If you use NIH’s certified BMI Index, his Body Mass Index is 31.3. According to the World Health Organisation BMI categories, a person is obese if he has a BMI of 30 or greater. How can an Olympic athlete in the prime of his career, winning Gold medals yearly, be categorized as obese?
Indeed, about 90% of all people find their BMI to be accurate. But what about the remaining 10%? It is not any different from the Haller Index calculation.
PE SEVERITY CAN’T BE “MATHEMATICALLY” CALCULATED
The severity of pectus excavatum and how critically it affects the vital internal organs cannot be calculated so easily. In some cases, the HI doesn’t provide any value.
You can’t rely on this mathematical calculation alone. Your doctor needs to pay more attention to how the organs in your body are positioned. The positioning of the heart and lungs is crucial.
See whether your lungs are squeezed, or your heart is displaced to the side. That’s how you see if the pectus excavatum deformity is causing you health troubles.
3D OPTICAL IMAGING – ALTERNATIVE TECHNIQUE
In October 2018, a couple of medical doctors and Ph. D.s at Stanford University, California, published a study that three-dimensional scanning can estimate the severity of chest wall indentation without radiation exposure.
The study scanned the patient’s chests with a 3D structured light camera. 3D Optical Imaging Technique seems promising as a great alternative to the Haller Index measurement of pectus excavatum severity. It would be beneficial to have a few additional studies on this subject to establish this technique further.
Nowadays, a simple chest radiograph or a CT scan are the two most commonly used ways to measure the Haller Index.
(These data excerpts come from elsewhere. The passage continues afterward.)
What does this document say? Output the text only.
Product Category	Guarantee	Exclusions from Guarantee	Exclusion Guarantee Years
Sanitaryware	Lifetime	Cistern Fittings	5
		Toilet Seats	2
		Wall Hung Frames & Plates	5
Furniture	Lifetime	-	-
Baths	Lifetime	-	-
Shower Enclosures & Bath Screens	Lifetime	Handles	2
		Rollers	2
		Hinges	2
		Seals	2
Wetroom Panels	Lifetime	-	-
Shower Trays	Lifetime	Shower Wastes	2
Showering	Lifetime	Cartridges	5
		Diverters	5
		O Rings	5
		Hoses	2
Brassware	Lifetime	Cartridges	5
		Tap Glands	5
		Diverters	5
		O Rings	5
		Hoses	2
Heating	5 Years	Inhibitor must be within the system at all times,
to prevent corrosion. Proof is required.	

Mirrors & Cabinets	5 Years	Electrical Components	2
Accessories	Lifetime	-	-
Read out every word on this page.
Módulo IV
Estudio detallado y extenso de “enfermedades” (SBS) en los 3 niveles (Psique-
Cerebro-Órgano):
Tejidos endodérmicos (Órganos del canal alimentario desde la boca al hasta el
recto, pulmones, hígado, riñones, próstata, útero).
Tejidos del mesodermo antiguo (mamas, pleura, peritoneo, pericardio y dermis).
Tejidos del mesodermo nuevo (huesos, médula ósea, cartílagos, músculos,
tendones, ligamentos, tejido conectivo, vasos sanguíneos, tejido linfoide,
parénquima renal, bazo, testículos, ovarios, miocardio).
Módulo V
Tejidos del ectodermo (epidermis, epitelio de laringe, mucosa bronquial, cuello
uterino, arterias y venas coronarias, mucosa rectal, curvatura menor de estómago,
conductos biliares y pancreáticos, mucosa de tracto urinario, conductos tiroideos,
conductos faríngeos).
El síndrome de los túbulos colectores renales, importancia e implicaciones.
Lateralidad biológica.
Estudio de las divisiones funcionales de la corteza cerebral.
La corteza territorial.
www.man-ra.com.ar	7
Even though most surgeons agree on its usefulness, they also agree it can give the wrong picture about the seriousness of the deformity.
You must see their internal structure to know whether the deformity affects your internal organs. For example, take two people who have a HI of 3.8.
The internal organs in one patient may not be affected at all, and in the other, they can be pushed to the side, causing cardiac and respiratory system problems.
At the end of the day, you won’t lose anything if you know the score of your Haller Index. However, ensure you also inspect your internal organs’ positioning, regardless of the HI score. That’s the best way to know whether you need surgery or not.